There are several limitations to this paper which include: (1) in the actual analysis, we have only considered whether the level of financial constraints will affect environmental irresponsibility, and have not discussed the extent of the impact of financial constraints on corporate environmental irresponsibility. We also have not discussed the different effects of financial constraints on corporate environmental irresponsibility.
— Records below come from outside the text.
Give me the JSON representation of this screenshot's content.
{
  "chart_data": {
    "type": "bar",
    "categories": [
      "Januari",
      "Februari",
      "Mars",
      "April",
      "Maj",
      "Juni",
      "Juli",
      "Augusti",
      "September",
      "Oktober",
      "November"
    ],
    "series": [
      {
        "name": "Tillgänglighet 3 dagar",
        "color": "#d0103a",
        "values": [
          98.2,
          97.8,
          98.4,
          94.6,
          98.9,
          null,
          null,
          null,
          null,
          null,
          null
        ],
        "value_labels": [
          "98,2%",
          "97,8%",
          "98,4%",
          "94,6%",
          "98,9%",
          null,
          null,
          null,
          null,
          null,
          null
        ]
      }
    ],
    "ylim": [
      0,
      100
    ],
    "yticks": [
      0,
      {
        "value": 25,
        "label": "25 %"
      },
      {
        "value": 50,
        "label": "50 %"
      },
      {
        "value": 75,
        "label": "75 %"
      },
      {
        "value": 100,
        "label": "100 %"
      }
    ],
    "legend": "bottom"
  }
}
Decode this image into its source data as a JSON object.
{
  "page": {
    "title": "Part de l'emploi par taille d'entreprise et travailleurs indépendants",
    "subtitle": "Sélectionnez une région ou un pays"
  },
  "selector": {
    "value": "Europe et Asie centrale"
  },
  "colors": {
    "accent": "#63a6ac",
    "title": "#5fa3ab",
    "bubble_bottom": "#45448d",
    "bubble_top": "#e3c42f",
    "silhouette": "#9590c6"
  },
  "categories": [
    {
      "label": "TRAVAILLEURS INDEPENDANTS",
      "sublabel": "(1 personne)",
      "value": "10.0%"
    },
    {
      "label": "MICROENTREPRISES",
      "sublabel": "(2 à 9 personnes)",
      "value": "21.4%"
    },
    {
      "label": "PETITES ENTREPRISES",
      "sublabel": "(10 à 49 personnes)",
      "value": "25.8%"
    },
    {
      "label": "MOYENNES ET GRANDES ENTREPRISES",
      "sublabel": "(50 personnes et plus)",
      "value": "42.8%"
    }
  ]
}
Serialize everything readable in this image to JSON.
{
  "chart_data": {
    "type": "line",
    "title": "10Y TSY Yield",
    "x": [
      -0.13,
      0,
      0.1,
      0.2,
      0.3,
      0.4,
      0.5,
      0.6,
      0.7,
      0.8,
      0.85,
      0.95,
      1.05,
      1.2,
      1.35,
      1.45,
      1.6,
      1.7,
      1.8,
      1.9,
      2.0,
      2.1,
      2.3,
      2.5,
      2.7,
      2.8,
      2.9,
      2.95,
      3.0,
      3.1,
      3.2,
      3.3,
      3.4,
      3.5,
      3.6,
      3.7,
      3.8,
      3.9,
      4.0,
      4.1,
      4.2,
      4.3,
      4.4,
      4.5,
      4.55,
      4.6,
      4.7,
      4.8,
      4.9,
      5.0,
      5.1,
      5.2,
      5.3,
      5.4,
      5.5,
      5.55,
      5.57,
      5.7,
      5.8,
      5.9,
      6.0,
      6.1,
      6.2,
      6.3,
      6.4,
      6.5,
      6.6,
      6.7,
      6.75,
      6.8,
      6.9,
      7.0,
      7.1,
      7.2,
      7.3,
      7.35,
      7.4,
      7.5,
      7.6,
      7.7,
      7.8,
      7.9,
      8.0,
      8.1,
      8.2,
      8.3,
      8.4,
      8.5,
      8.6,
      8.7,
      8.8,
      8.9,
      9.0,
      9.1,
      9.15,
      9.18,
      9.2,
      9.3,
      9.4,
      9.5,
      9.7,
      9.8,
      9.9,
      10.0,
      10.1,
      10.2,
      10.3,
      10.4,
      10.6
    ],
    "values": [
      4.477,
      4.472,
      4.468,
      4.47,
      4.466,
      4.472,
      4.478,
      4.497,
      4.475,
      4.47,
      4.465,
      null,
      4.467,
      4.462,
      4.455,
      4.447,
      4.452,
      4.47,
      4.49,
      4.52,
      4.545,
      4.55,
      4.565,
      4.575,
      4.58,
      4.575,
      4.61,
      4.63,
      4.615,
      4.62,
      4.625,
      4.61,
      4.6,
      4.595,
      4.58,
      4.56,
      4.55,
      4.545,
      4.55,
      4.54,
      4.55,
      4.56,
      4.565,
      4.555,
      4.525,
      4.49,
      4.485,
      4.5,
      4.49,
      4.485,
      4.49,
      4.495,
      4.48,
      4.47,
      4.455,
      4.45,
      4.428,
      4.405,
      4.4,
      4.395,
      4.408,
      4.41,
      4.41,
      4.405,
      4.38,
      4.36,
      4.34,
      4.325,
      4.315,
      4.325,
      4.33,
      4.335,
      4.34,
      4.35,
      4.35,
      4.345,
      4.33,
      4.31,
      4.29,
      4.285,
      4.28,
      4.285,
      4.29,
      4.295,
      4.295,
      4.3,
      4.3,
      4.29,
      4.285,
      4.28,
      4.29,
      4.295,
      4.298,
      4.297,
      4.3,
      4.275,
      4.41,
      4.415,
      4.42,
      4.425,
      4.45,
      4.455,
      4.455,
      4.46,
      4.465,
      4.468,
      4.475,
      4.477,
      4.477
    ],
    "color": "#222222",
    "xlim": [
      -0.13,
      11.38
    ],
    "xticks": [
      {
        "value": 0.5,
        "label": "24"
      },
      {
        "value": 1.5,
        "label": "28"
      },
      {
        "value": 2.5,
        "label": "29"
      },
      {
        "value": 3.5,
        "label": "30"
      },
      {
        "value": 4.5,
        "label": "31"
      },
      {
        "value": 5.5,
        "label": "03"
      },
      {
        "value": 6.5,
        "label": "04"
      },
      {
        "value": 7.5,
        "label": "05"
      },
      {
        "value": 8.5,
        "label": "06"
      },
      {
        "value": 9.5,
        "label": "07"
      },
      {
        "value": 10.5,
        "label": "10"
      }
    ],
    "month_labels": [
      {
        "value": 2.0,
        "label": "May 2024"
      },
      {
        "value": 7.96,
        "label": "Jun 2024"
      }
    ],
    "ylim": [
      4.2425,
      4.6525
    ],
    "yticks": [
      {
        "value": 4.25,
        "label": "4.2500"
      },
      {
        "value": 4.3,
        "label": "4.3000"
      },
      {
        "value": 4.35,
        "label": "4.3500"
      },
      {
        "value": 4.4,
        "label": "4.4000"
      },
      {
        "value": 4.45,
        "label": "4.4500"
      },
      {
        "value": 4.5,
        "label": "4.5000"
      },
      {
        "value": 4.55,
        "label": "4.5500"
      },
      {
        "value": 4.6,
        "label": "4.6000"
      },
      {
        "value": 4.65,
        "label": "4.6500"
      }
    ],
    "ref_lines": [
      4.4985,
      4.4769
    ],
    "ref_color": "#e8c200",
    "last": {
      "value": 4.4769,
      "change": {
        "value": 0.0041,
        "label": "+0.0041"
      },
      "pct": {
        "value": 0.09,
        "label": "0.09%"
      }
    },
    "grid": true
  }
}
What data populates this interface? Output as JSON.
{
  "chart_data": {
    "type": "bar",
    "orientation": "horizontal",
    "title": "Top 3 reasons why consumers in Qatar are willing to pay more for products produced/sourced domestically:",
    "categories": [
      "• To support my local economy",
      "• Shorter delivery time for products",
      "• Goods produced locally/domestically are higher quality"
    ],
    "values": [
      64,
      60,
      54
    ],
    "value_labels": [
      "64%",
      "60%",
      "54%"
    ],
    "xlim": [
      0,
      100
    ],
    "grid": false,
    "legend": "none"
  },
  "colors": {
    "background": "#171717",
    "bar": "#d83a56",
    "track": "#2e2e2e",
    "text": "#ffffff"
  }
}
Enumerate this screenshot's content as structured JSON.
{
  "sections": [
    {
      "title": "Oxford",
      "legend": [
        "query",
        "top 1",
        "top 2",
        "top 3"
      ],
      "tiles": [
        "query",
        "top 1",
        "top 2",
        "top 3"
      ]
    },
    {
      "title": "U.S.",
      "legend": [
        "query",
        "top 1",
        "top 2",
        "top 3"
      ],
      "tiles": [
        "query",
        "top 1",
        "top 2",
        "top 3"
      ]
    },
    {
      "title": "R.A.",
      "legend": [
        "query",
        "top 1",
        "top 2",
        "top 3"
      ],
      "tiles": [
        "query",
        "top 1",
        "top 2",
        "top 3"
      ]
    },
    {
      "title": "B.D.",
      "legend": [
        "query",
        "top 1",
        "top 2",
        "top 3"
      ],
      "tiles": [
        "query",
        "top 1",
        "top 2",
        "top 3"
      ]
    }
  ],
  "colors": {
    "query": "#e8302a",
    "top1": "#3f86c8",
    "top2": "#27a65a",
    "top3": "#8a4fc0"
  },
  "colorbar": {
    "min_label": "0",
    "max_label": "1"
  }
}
Future research can divide financial constraints into different levels to explore whether there are differences in the impact of different levels of financial constraints on corporate environmental irresponsibility, and to what extent financial constraints affect the probability of corporate environmental irresponsibility. (2) This paper put forward the concept of environmental irresponsibility for the first time and measured corporate environmental irresponsibility by constructing a scale. It has not considered the nature, severity, or frequency of environmental irresponsibility. Therefore, it is impossible to determine whether the differences in the nature of corporate environmental irresponsibility were affected by financial constraints and regulatory distance. Therefore, future research can start from specific environmental default events, consider the differences in the nature, severity, and frequency for each accounting year, and explore the impact of internal and external factors on corporate environmental irresponsibility from a deeper and more specific perspective.